01 January 2020

Power Shift: Evidence

Read the research reports and learn about the milestones that helped build the Power Shift evidence base.
Empowering advocacy, Energy efficiency
Photo of a family sitting around a laptop on a couch; they're smiling at what is on the laptop and there is a lamp and plants in the background

Driving Change

Driving Change is the meta-analysis of the outcomes produced through the LIEEP pilots and was authored by the Group of Energy Efficiency Researchers Australia (GEER). The program underlined the value of delivering information through a trusted voice – noting that projects were more likely to succeed where they were tailored to fit the lifestyles and values of participants, were trusted by participants, drew from an evidence base, balanced project with participant needs, and were appropriately resourced. 

Driving Change outlines a program delivery framework to guide other energy management programs through recruitment, engagement, education and outcomes.

Read Driving Change (PDF, 5.55MB)

Milestone: Housing Summit

Working with a coalition of stakeholders, we convened a Housing Summit in September 2018, inviting consumer and community organisations as well as industry and government who had been working on those issues in their jurisdictions to come together.

At the Summit, the CEOs of a number of consumer and community organisations called for a comprehensive national strategy to improve the energy performance standards of all Australian homes.  That group subsequently formed the Healthy and Affordable Homes Coalition which continues to work together.

Energy Ministers agreed to a trajectory to raise energy performance standards for new housing from 2022, as well as to cooperate to improve the energy performance of some 10 million existing homes.

Read more about the Summit

Empowering Low-Income Households

Engagement in the LIEEP trials reduced participants’ stress and anxiety levels, and they reported positive improvements to their levels of knowledge, confidence and self-efficacy. 

Empowering Low-Income Households, GEER’s analysis of the LIEEP outcomes, identified a range of ‘co-benefits’ for which they had no common measure.  The GEER analysis also highlighted other, broader benefits to giving households more control over their bills.

Read Empowering Low-Income Households (PDF, 2.32MB)

Household Sentiment and Behaviour

While the focus of Power Shift was on vulnerable and low-income consumers, we realised early on that there were lessons for how all households could benefit from managing their energy use and controlling their costs.

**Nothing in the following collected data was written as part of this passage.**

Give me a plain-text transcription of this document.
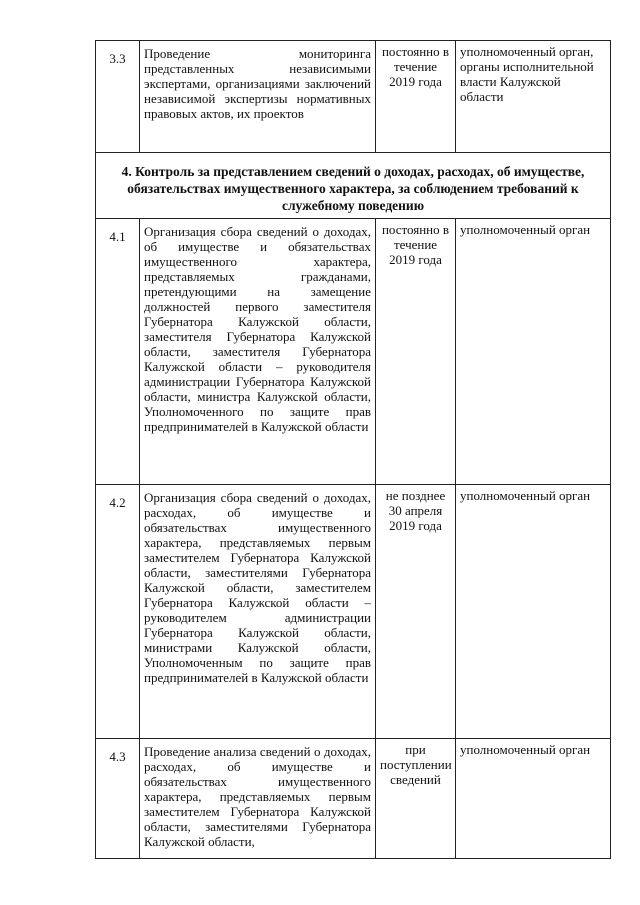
3.3	Проведение мониторинга представленных независимыми экспертами, организациями заключений независимой экспертизы нормативных правовых актов, их проектов	постоянно в течение 2019 года	уполномоченный орган, органы исполнительной власти Калужской области
4. Контроль за представлением сведений о доходах, расходах, об имуществе, обязательствах имущественного характера, за соблюдением требований к служебному поведению			
4.1	Организация сбора сведений о доходах, об имуществе и обязательствах имущественного характера, представляемых гражданами, претендующими на замещение должностей первого заместителя Губернатора Калужской области, заместителя Губернатора Калужской области, заместителя Губернатора Калужской области – руководителя администрации Губернатора Калужской области, министра Калужской области, Уполномоченного по защите прав предпринимателей в Калужской области	постоянно в течение 2019 года	уполномоченный орган
4.2	Организация сбора сведений о доходах, расходах, об имуществе и обязательствах имущественного характера, представляемых первым заместителем Губернатора Калужской области, заместителями Губернатора Калужской области, заместителем Губернатора Калужской области – руководителем администрации Губернатора Калужской области, министрами Калужской области, Уполномоченным по защите прав предпринимателей в Калужской области	не позднее 30 апреля 2019 года	уполномоченный орган
4.3	Проведение анализа сведений о доходах, расходах, об имуществе и обязательствах имущественного характера, представляемых первым заместителем Губернатора Калужской области, заместителями Губернатора Калужской области,	при поступлении сведений	уполномоченный орган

Our consumer research shows households are telling us that more can be done to improve their confidence in achieving better outcomes from energy markets.

We commissioned Back2Back Consulting to undertake an analysis of the survey data with the aim of further unpacking what it tells about the capacity and willingness of households, including those in financial stress or with low incomes, to manage their energy use.

Read the Survey Data Analysis (PDF, 5.81MB)

Desktop Review of Complementary Research

The challenges faced by Australian consumers in managing energy use and costs are similar in other countries. Like LIEEP, there have been substantive and innovative programs trialled. The Group of Energy Efficiency Researchers (GEER) found over 1,000 energy efficiency projects in Australia and across the world over the past decade.

The review Effectiveness of Household Energy Efficiency Interventions in Advanced Economies reinforced many of the findings from LIEEP, and most importantly consolidated the evidence that consumer-centred design must be the focus of energy management programs.

The project featured a systematic review of published household energy efficiency interventions in advanced economies to assess what works and what doesn’t work.

The findings add to the evidence base regarding the effectiveness of household energy efficiency interventions, and will help inform better policy, interventions and consumer advocacy to help Australian households achieve better energy and related co-benefit outcomes, and provide good return on investment.

Read the Desktop Review (PDF, 3.73MB)

Innovation in Energy Services Workshops

Power Shift’s insights into consumers underlines the need for those solutions to be described in terms that customers will value, and to which they can respond. How we frame that discussion is important.

Energy Consumers Australia’s Foresighting Forum 2018 theme was Take charge: Shifting power to consumers in the using, making and trading of energy to canvass those issues. 

We also convened Innovation in Energy Services Workshops in Sydney in October and November 2018, with some 100 stakeholders from across the energy sector participating.

  • The first workshop “Consumer, prosumer and prosumanager” – how service innovation will disrupt the utility business models”, on 25 October 2018 was led Dr Fereidoon Sioshansi from Menlo Energy Economics, who is based in California.
  • The second workshop “Consumer Reward Pricing – optimising energy use behaviour” was led by Dr Ahmad Faruqui of The Brattle Group, who is based in California.